PDA

View Full Version : How to parse HTML file from VBA code into Excel ?



VinoBob
04-29-2010, 09:00 AM
Hi!

I would like to do the folowing:

- Open a HTML file from VBA code ( with a from )
- Access <td> tags that have a specific attribute ( namely : class="font" width="220" )
- copy the value of these table cells into Excel cells

Is it possible ? If yes, then how ?

Thanks in advance !

austenr
04-29-2010, 09:40 AM
You want to import an HTML file into Excel using an Access form is that it? Why use Access at all? You can filter it with Excel.

Also you need to be more clear on your explaination.

VinoBob
04-29-2010, 10:09 AM
Nope. I wanna access the table that is i want to handle it from the VBA code. That has nothing to do with the Access DB SW.

So i would like to open the HTML file from code ( like you open a worksheet with Application.Dialogs(xlDialogOpen).Show ), and get the values of the previously mentioned table cells, and copy them into the table in the worksheet. Got it ?

Its enough for me if i can open the file as a textfile, and then i can search in it, cause i know what tokens i need to search, but if i could open the file as HTML file, and search for the td tags with specified attributed its even better.

Crocus Crow
04-29-2010, 01:50 PM
Something like this should get you started. First you need to create the example HTML file used by my code, so go to the VBA Express Excel Help Forum (I'm not allowed to post the link!) in IE and save the page as C:\VBAExpress_Excel_Forum.html using File - Save As - Webpage, HTML only.


'Requires references to Microsoft Internet Controls and Microsoft HTML Object Library

Sub Extract_TD_text()

Dim URL As String
Dim IE As InternetExplorer
Dim HTMLdoc As HTMLDocument
Dim TDelements As IHTMLElementCollection
Dim TDelement As HTMLTableCell
Dim r As Long

'Saved from www vbaexpress com/forum/forumdisplay.php?f=17
URL = "file://C:\VBAExpress_Excel_Forum.html"

Set IE = New InternetExplorer

With IE
.navigate URL
.Visible = True

'Wait for page to load
While .Busy Or .readyState <> READYSTATE_COMPLETE: DoEvents: Wend

Set HTMLdoc = .document
End With

Set TDelements = HTMLdoc.getElementsByTagName("TD")

Sheet1.Cells.ClearContents

r = 0
For Each TDelement In TDelements
'Look for required TD elements - this check is specific to VBA Express forum - modify as required
If TDelement.className = "alt2" And TDelement.Align = "center" Then
Sheet1.Range("A1").Offset(r, 0).Value = TDelement.innerText
r = r + 1
End If
Next

End Sub
As noted in the code you need to modify it for your particular TD tags, i.e. TDelement.width = "220"

tauterouff
04-18-2013, 01:49 PM
The example you provided works fine but when I try it on an on a company html page (same steps) and edit the search criteria it doesn't list any results.

Here is a part of the html.
<td class="graytext" width="50%">DBA Address</td>


<td width="50%" class="text">7 Dwarfs Ln</td>



<tr>




If I search for "graytext" or "test" and remove your second variable it won't find anything.

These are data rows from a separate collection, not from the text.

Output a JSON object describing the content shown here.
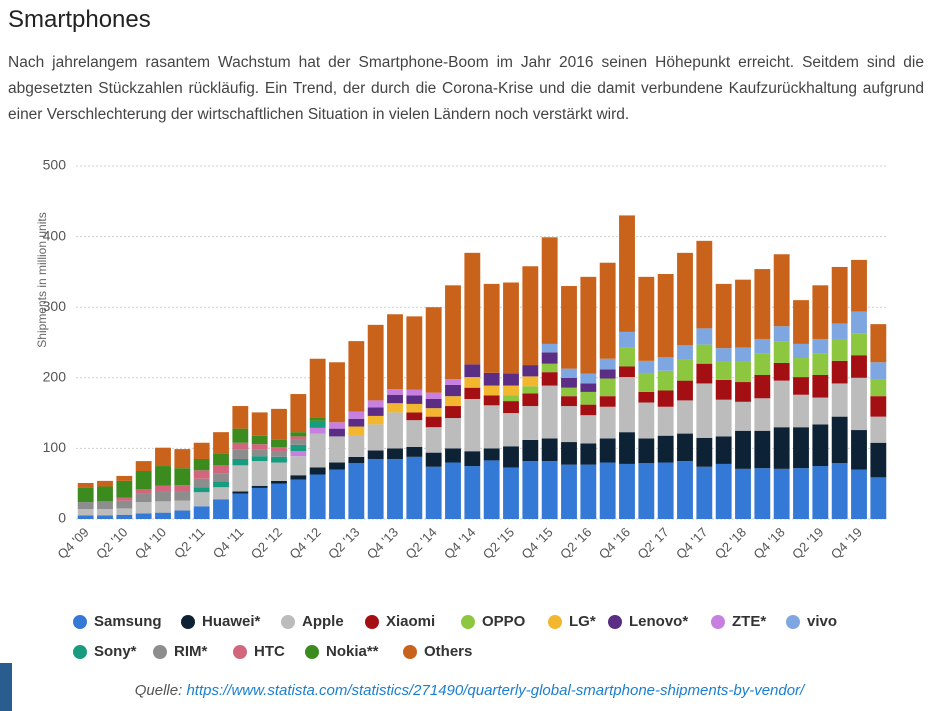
{
  "title": "Smartphones",
  "intro": "Nach jahrelangem rasantem Wachstum hat der Smartphone-Boom im Jahr 2016 seinen Höhepunkt erreicht. Seitdem sind die abgesetzten Stückzahlen rückläufig. Ein Trend, der durch die Corona-Krise und die damit verbundene Kaufzurückhaltung aufgrund einer Verschlechterung der wirtschaftlichen Situation in vielen Ländern noch verstärkt wird.",
  "chart_data": {
    "type": "stacked_bar",
    "y_label": "Shipments in million units",
    "ylim": [
      0,
      500
    ],
    "yticks": [
      0,
      100,
      200,
      300,
      400,
      500
    ],
    "grid": true,
    "categories": [
      "Q4 '09",
      null,
      "Q2 '10",
      null,
      "Q4 '10",
      null,
      "Q2 '11",
      null,
      "Q4 '11",
      null,
      "Q2 '12",
      null,
      "Q4 '12",
      null,
      "Q2 '13",
      null,
      "Q4 '13",
      null,
      "Q2 '14",
      null,
      "Q4 '14",
      null,
      "Q2 '15",
      null,
      "Q4 '15",
      null,
      "Q2 '16",
      null,
      "Q4 '16",
      null,
      "Q2' 17",
      null,
      "Q4 '17",
      null,
      "Q2 '18",
      null,
      "Q4 '18",
      null,
      "Q2 '19",
      null,
      "Q4 '19",
      null
    ],
    "series": [
      {
        "name": "Samsung",
        "color": "#3479d6",
        "values": [
          5,
          5,
          6,
          8,
          9,
          12,
          18,
          28,
          36,
          44,
          50,
          56,
          63,
          70,
          79,
          85,
          85,
          88,
          74,
          80,
          75,
          83,
          73,
          82,
          82,
          77,
          77,
          80,
          78,
          79,
          80,
          82,
          74,
          78,
          71,
          72,
          71,
          72,
          75,
          79,
          70,
          59
        ]
      },
      {
        "name": "Huawei*",
        "color": "#0e2236",
        "values": [
          null,
          null,
          null,
          null,
          null,
          null,
          null,
          null,
          3,
          3,
          4,
          6,
          10,
          10,
          9,
          12,
          15,
          14,
          20,
          20,
          21,
          17,
          30,
          30,
          32,
          32,
          30,
          34,
          45,
          35,
          38,
          39,
          41,
          39,
          54,
          53,
          59,
          58,
          59,
          66,
          56,
          49
        ]
      },
      {
        "name": "Apple",
        "color": "#bcbcbc",
        "values": [
          9,
          9,
          9,
          16,
          16,
          14,
          20,
          17,
          37,
          35,
          26,
          27,
          48,
          37,
          31,
          37,
          51,
          38,
          36,
          43,
          74,
          61,
          47,
          48,
          75,
          51,
          40,
          45,
          78,
          51,
          41,
          47,
          77,
          52,
          41,
          46,
          66,
          46,
          38,
          47,
          74,
          37
        ]
      },
      {
        "name": "Xiaomi",
        "color": "#a30f12",
        "values": [
          null,
          null,
          null,
          null,
          null,
          null,
          null,
          null,
          null,
          null,
          null,
          null,
          null,
          null,
          null,
          null,
          null,
          11,
          15,
          17,
          16,
          14,
          17,
          18,
          19,
          14,
          15,
          15,
          15,
          15,
          23,
          28,
          28,
          28,
          28,
          33,
          25,
          25,
          32,
          32,
          32,
          29
        ]
      },
      {
        "name": "OPPO",
        "color": "#8dc63f",
        "values": [
          null,
          null,
          null,
          null,
          null,
          null,
          null,
          null,
          null,
          null,
          null,
          null,
          null,
          null,
          null,
          null,
          null,
          null,
          null,
          null,
          null,
          null,
          8,
          10,
          12,
          12,
          18,
          25,
          27,
          26,
          28,
          30,
          27,
          26,
          29,
          31,
          30,
          27,
          30,
          31,
          31,
          23
        ]
      },
      {
        "name": "LG*",
        "color": "#f2b72e",
        "values": [
          null,
          null,
          null,
          null,
          null,
          null,
          null,
          null,
          null,
          null,
          null,
          null,
          null,
          null,
          12,
          12,
          13,
          12,
          12,
          14,
          15,
          14,
          14,
          14,
          null,
          null,
          null,
          null,
          null,
          null,
          null,
          null,
          null,
          null,
          null,
          null,
          null,
          null,
          null,
          null,
          null,
          null
        ]
      },
      {
        "name": "Lenovo*",
        "color": "#5c2d84",
        "values": [
          null,
          null,
          null,
          null,
          null,
          null,
          null,
          null,
          null,
          null,
          null,
          null,
          null,
          11,
          11,
          12,
          12,
          12,
          13,
          16,
          18,
          18,
          17,
          16,
          16,
          14,
          12,
          13,
          null,
          null,
          null,
          null,
          null,
          null,
          null,
          null,
          null,
          null,
          null,
          null,
          null,
          null
        ]
      },
      {
        "name": "ZTE*",
        "color": "#c77fe0",
        "values": [
          null,
          null,
          null,
          null,
          null,
          null,
          null,
          null,
          null,
          null,
          null,
          7,
          8,
          9,
          10,
          10,
          8,
          8,
          9,
          8,
          null,
          null,
          null,
          null,
          null,
          null,
          null,
          null,
          null,
          null,
          null,
          null,
          null,
          null,
          null,
          null,
          null,
          null,
          null,
          null,
          null,
          null
        ]
      },
      {
        "name": "vivo",
        "color": "#7ea7e2",
        "values": [
          null,
          null,
          null,
          null,
          null,
          null,
          null,
          null,
          null,
          null,
          null,
          null,
          null,
          null,
          null,
          null,
          null,
          null,
          null,
          null,
          null,
          null,
          null,
          null,
          12,
          13,
          14,
          15,
          22,
          18,
          19,
          20,
          23,
          19,
          20,
          20,
          22,
          20,
          21,
          22,
          31,
          25
        ]
      },
      {
        "name": "Sony*",
        "color": "#179c80",
        "values": [
          null,
          null,
          null,
          null,
          null,
          null,
          7,
          8,
          9,
          7,
          8,
          9,
          10,
          null,
          null,
          null,
          null,
          null,
          null,
          null,
          null,
          null,
          null,
          null,
          null,
          null,
          null,
          null,
          null,
          null,
          null,
          null,
          null,
          null,
          null,
          null,
          null,
          null,
          null,
          null,
          null,
          null
        ]
      },
      {
        "name": "RIM*",
        "color": "#8d8d8d",
        "values": [
          10,
          11,
          11,
          12,
          14,
          13,
          12,
          11,
          13,
          10,
          7,
          7,
          null,
          null,
          null,
          null,
          null,
          null,
          null,
          null,
          null,
          null,
          null,
          null,
          null,
          null,
          null,
          null,
          null,
          null,
          null,
          null,
          null,
          null,
          null,
          null,
          null,
          null,
          null,
          null,
          null,
          null
        ]
      },
      {
        "name": "HTC",
        "color": "#d2667c",
        "values": [
          null,
          null,
          4,
          6,
          8,
          9,
          12,
          12,
          10,
          7,
          7,
          5,
          null,
          null,
          null,
          null,
          null,
          null,
          null,
          null,
          null,
          null,
          null,
          null,
          null,
          null,
          null,
          null,
          null,
          null,
          null,
          null,
          null,
          null,
          null,
          null,
          null,
          null,
          null,
          null,
          null,
          null
        ]
      },
      {
        "name": "Nokia**",
        "color": "#3b8b1e",
        "values": [
          20,
          21,
          24,
          26,
          28,
          24,
          16,
          17,
          20,
          12,
          10,
          6,
          5,
          null,
          null,
          null,
          null,
          null,
          null,
          null,
          null,
          null,
          null,
          null,
          null,
          null,
          null,
          null,
          null,
          null,
          null,
          null,
          null,
          null,
          null,
          null,
          null,
          null,
          null,
          null,
          null,
          null
        ]
      },
      {
        "name": "Others",
        "color": "#c9631b",
        "values": [
          7,
          8,
          7,
          14,
          26,
          27,
          23,
          30,
          32,
          33,
          44,
          54,
          83,
          85,
          100,
          107,
          106,
          104,
          121,
          133,
          158,
          126,
          129,
          140,
          151,
          117,
          137,
          136,
          165,
          119,
          118,
          131,
          124,
          91,
          96,
          99,
          102,
          62,
          76,
          80,
          73,
          54
        ]
      }
    ]
  },
  "source": {
    "label": "Quelle:",
    "url": "https://www.statista.com/statistics/271490/quarterly-global-smartphone-shipments-by-vendor/"
  }
}
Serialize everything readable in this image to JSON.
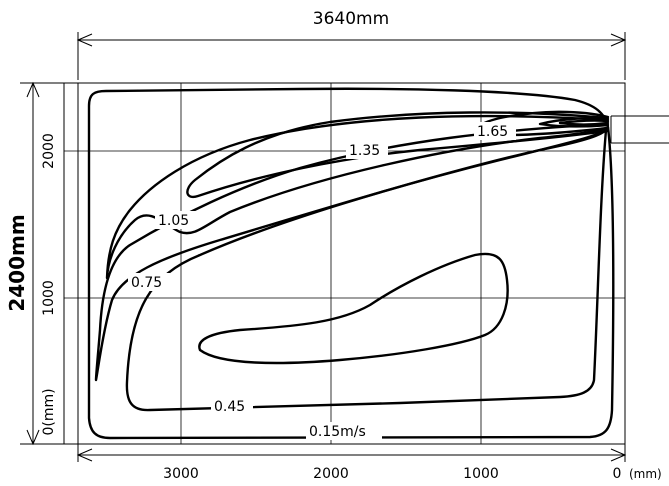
{
  "dimensions": {
    "width_label": "3640mm",
    "height_label": "2400mm"
  },
  "x_axis": {
    "ticks": [
      "3000",
      "2000",
      "1000",
      "0"
    ],
    "unit": "(mm)"
  },
  "y_axis": {
    "ticks": [
      "2000",
      "1000",
      "0(mm)"
    ]
  },
  "contour_labels": [
    "1.65",
    "1.35",
    "1.05",
    "0.75",
    "0.45",
    "0.15m/s"
  ]
}
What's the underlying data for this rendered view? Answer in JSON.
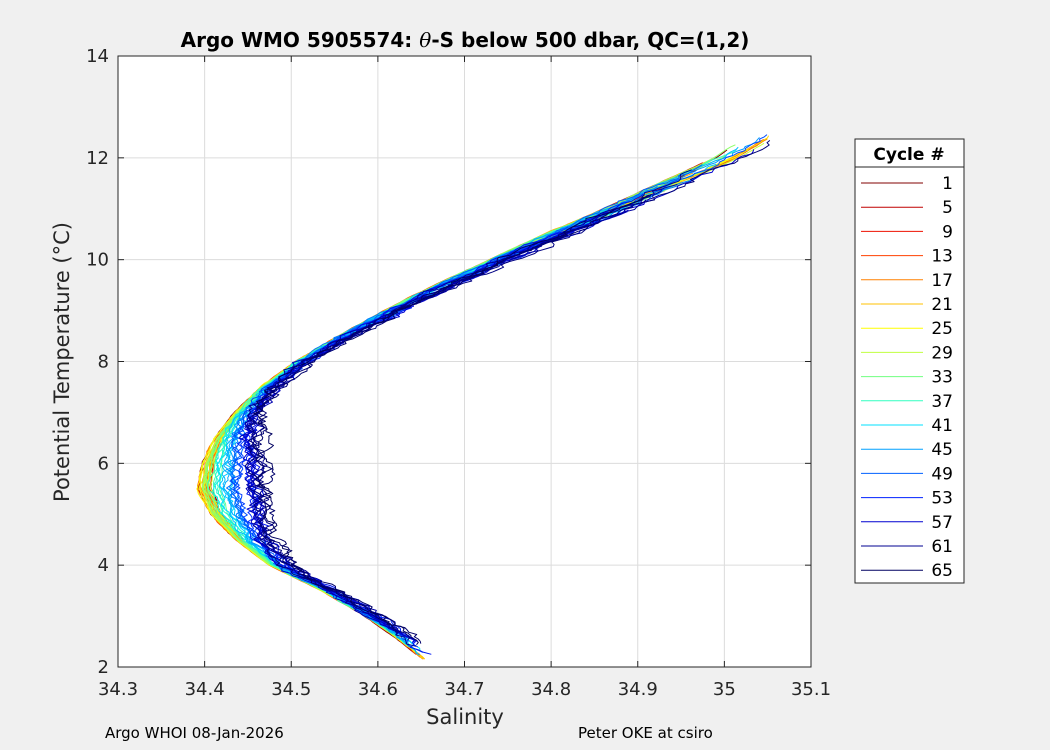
{
  "chart_data": {
    "type": "line",
    "title": "Argo WMO 5905574: θ-S below 500 dbar,  QC=(1,2)",
    "title_prefix": "Argo WMO 5905574: ",
    "title_symbol": "θ",
    "title_suffix": "-S below 500 dbar,  QC=(1,2)",
    "xlabel": "Salinity",
    "ylabel": "Potential Temperature (°C)",
    "xlim": [
      34.3,
      35.1
    ],
    "ylim": [
      2,
      14
    ],
    "xticks": [
      "34.3",
      "34.4",
      "34.5",
      "34.6",
      "34.7",
      "34.8",
      "34.9",
      "35",
      "35.1"
    ],
    "yticks": [
      "2",
      "4",
      "6",
      "8",
      "10",
      "12",
      "14"
    ],
    "grid": true,
    "legend_title": "Cycle #",
    "legend_position": "right",
    "legend": [
      {
        "label": "1",
        "color": "#800000"
      },
      {
        "label": "5",
        "color": "#c00000"
      },
      {
        "label": "9",
        "color": "#ee1000"
      },
      {
        "label": "13",
        "color": "#ff4000"
      },
      {
        "label": "17",
        "color": "#ff8000"
      },
      {
        "label": "21",
        "color": "#ffc000"
      },
      {
        "label": "25",
        "color": "#ffff00"
      },
      {
        "label": "29",
        "color": "#c0ff40"
      },
      {
        "label": "33",
        "color": "#70ff80"
      },
      {
        "label": "37",
        "color": "#30ffc0"
      },
      {
        "label": "41",
        "color": "#00e0ff"
      },
      {
        "label": "45",
        "color": "#00a0ff"
      },
      {
        "label": "49",
        "color": "#0060ff"
      },
      {
        "label": "53",
        "color": "#0020ff"
      },
      {
        "label": "57",
        "color": "#0000d0"
      },
      {
        "label": "61",
        "color": "#000090"
      },
      {
        "label": "65",
        "color": "#000060"
      }
    ],
    "base_profile": {
      "theta": [
        2.1,
        2.6,
        3.0,
        3.5,
        4.0,
        4.5,
        5.0,
        5.5,
        6.0,
        6.5,
        7.0,
        7.5,
        8.0,
        8.5,
        9.0,
        9.5,
        10.0,
        10.5,
        11.0,
        11.5,
        12.0,
        12.4
      ],
      "salinity": [
        34.655,
        34.62,
        34.585,
        34.535,
        34.475,
        34.435,
        34.405,
        34.39,
        34.395,
        34.41,
        34.435,
        34.465,
        34.505,
        34.555,
        34.61,
        34.67,
        34.735,
        34.8,
        34.87,
        34.935,
        35.0,
        35.04
      ]
    }
  },
  "footer": {
    "left": "Argo WHOI 08-Jan-2026",
    "right": "Peter OKE at csiro"
  }
}
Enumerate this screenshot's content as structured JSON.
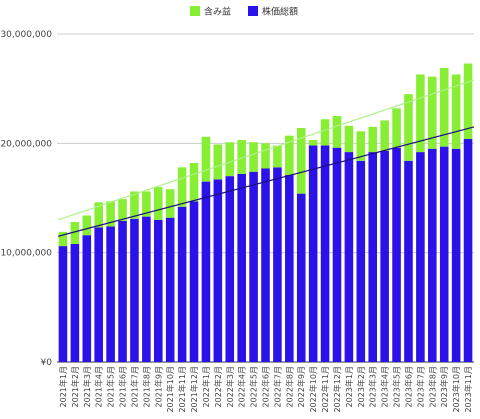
{
  "chart_data": {
    "type": "bar",
    "stacked": true,
    "categories": [
      "2021年1月",
      "2021年2月",
      "2021年3月",
      "2021年4月",
      "2021年5月",
      "2021年6月",
      "2021年7月",
      "2021年8月",
      "2021年9月",
      "2021年10月",
      "2021年11月",
      "2021年12月",
      "2022年1月",
      "2022年2月",
      "2022年3月",
      "2022年4月",
      "2022年5月",
      "2022年6月",
      "2022年7月",
      "2022年8月",
      "2022年9月",
      "2022年10月",
      "2022年11月",
      "2022年12月",
      "2023年1月",
      "2023年2月",
      "2023年3月",
      "2023年4月",
      "2023年5月",
      "2023年6月",
      "2023年7月",
      "2023年8月",
      "2023年9月",
      "2023年10月",
      "2023年11月"
    ],
    "series": [
      {
        "name": "株価総額",
        "color": "#2b12e8",
        "values": [
          10600000,
          10800000,
          11600000,
          12300000,
          12400000,
          12900000,
          13100000,
          13300000,
          13000000,
          13200000,
          14200000,
          14700000,
          16500000,
          16700000,
          17000000,
          17200000,
          17400000,
          17700000,
          17800000,
          17100000,
          15400000,
          19800000,
          19800000,
          19600000,
          19200000,
          18400000,
          19200000,
          19300000,
          19600000,
          18400000,
          19200000,
          19500000,
          19700000,
          19500000,
          20400000
        ]
      },
      {
        "name": "含み益",
        "color": "#88ee33",
        "values": [
          1300000,
          2000000,
          1800000,
          2300000,
          2300000,
          2000000,
          2500000,
          2300000,
          3000000,
          2600000,
          3600000,
          3500000,
          4100000,
          3200000,
          3100000,
          3100000,
          2700000,
          2300000,
          2000000,
          3600000,
          6000000,
          500000,
          2400000,
          2900000,
          2400000,
          2700000,
          2300000,
          2800000,
          3600000,
          6100000,
          7100000,
          6600000,
          7200000,
          6800000,
          6900000
        ]
      }
    ],
    "trendlines": [
      {
        "series": "総額",
        "color": "#aef08a",
        "start": 13000000,
        "end": 25800000
      },
      {
        "series": "株価総額",
        "color": "#1a0f7a",
        "start": 11500000,
        "end": 21500000
      }
    ],
    "ylim": [
      0,
      30000000
    ],
    "yticks": [
      0,
      10000000,
      20000000,
      30000000
    ],
    "ytick_labels": [
      "¥0",
      "¥10,000,000",
      "¥20,000,000",
      "¥30,000,000"
    ],
    "grid": true,
    "legend_position": "top"
  }
}
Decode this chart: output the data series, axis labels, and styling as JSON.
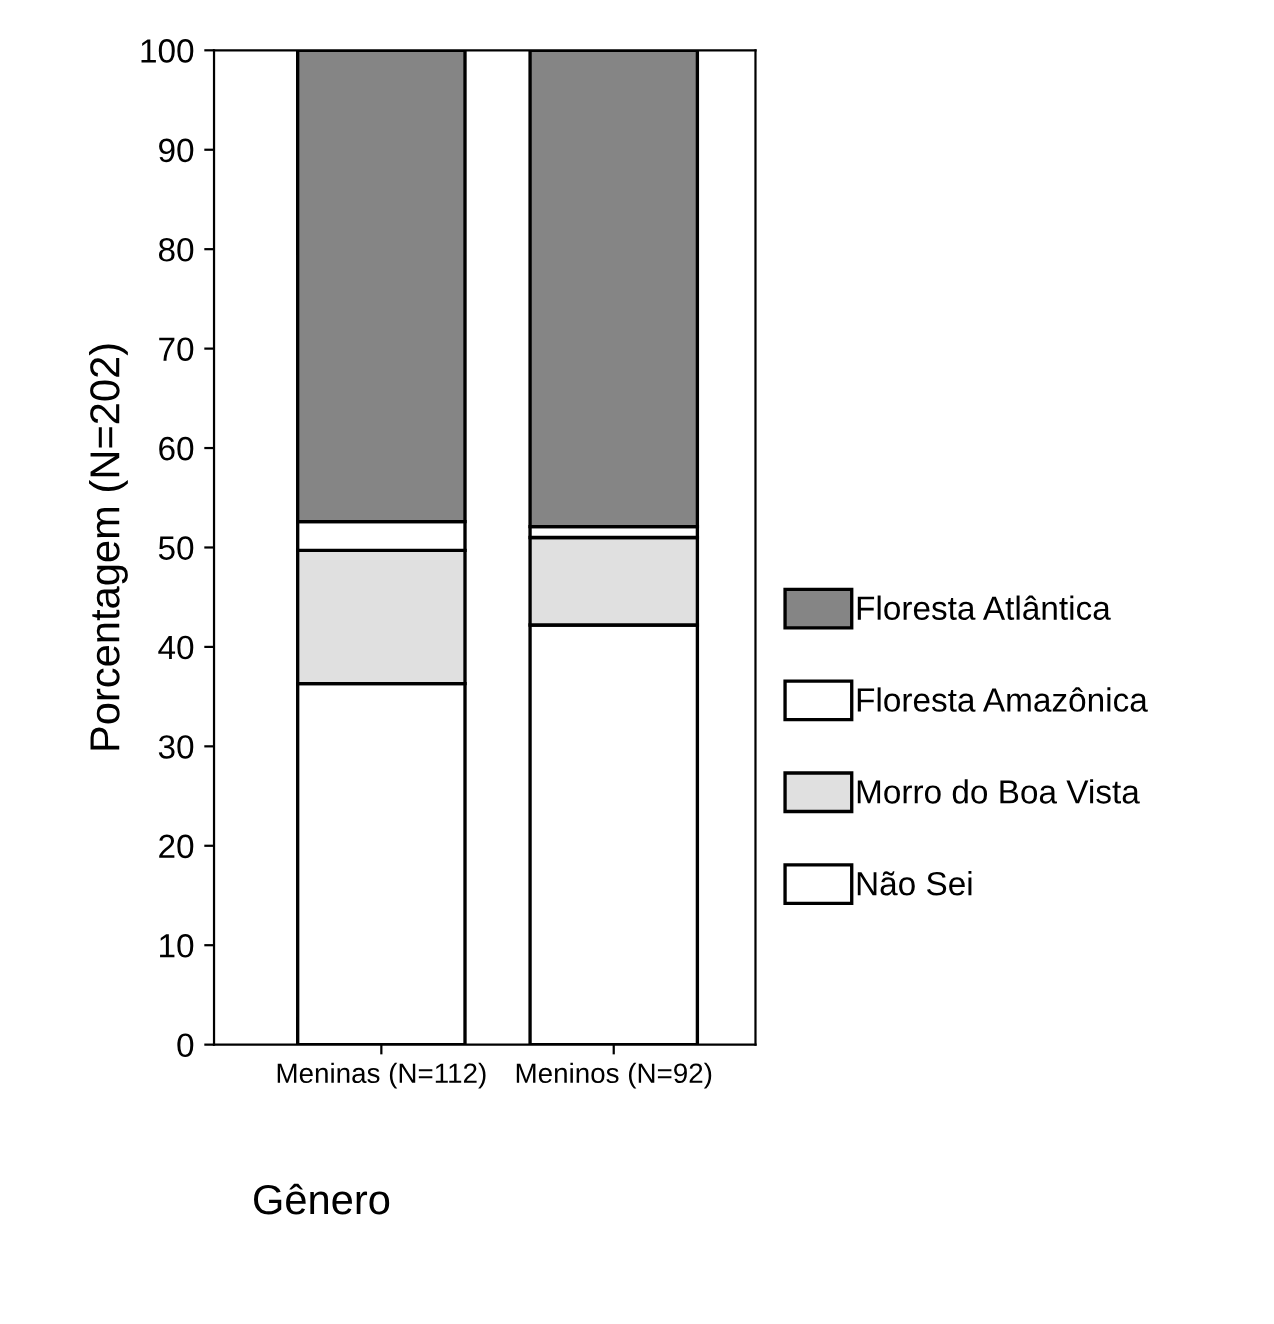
{
  "chart_data": {
    "type": "bar",
    "stacked": true,
    "xlabel": "Gênero",
    "ylabel": "Porcentagem (N=202)",
    "categories": [
      "Meninas (N=112)",
      "Meninos (N=92)"
    ],
    "series": [
      {
        "name": "Não Sei",
        "color": "#ffffff",
        "values": [
          36.3,
          42.2
        ]
      },
      {
        "name": "Morro do Boa Vista",
        "color": "#e0e0e0",
        "values": [
          13.4,
          8.8
        ]
      },
      {
        "name": "Floresta Amazônica",
        "color": "#ffffff",
        "values": [
          2.9,
          1.1
        ]
      },
      {
        "name": "Floresta Atlântica",
        "color": "#858585",
        "values": [
          47.4,
          47.9
        ]
      }
    ],
    "ylim": [
      0,
      100
    ],
    "yticks": [
      0,
      10,
      20,
      30,
      40,
      50,
      60,
      70,
      80,
      90,
      100
    ],
    "grid": false,
    "legend": "right"
  }
}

Could there be another issue?

abhay_547
01-18-2018, 08:44 PM
The example you provided works fine but when I try it on an on a company html page (same steps) and edit the search criteria it doesn't list any results.

Here is a part of the html.
<td class="graytext" width="50%">DBA Address</td>


<td width="50%" class="text">7 Dwarfs Ln</td>



<tr>


If I search for "graytext" or "test" and remove your second variable it won't find anything. Could there be another issue?





I have the lines on the html page which are supposed to be in a table format but they are not and there is no separator between each column data except some undefined spaces as shown in below image, so how can i import it as a proper table .i.e. into separate columns in the excel file, also i have multiple such html files so i can import multiple files into one worksheet.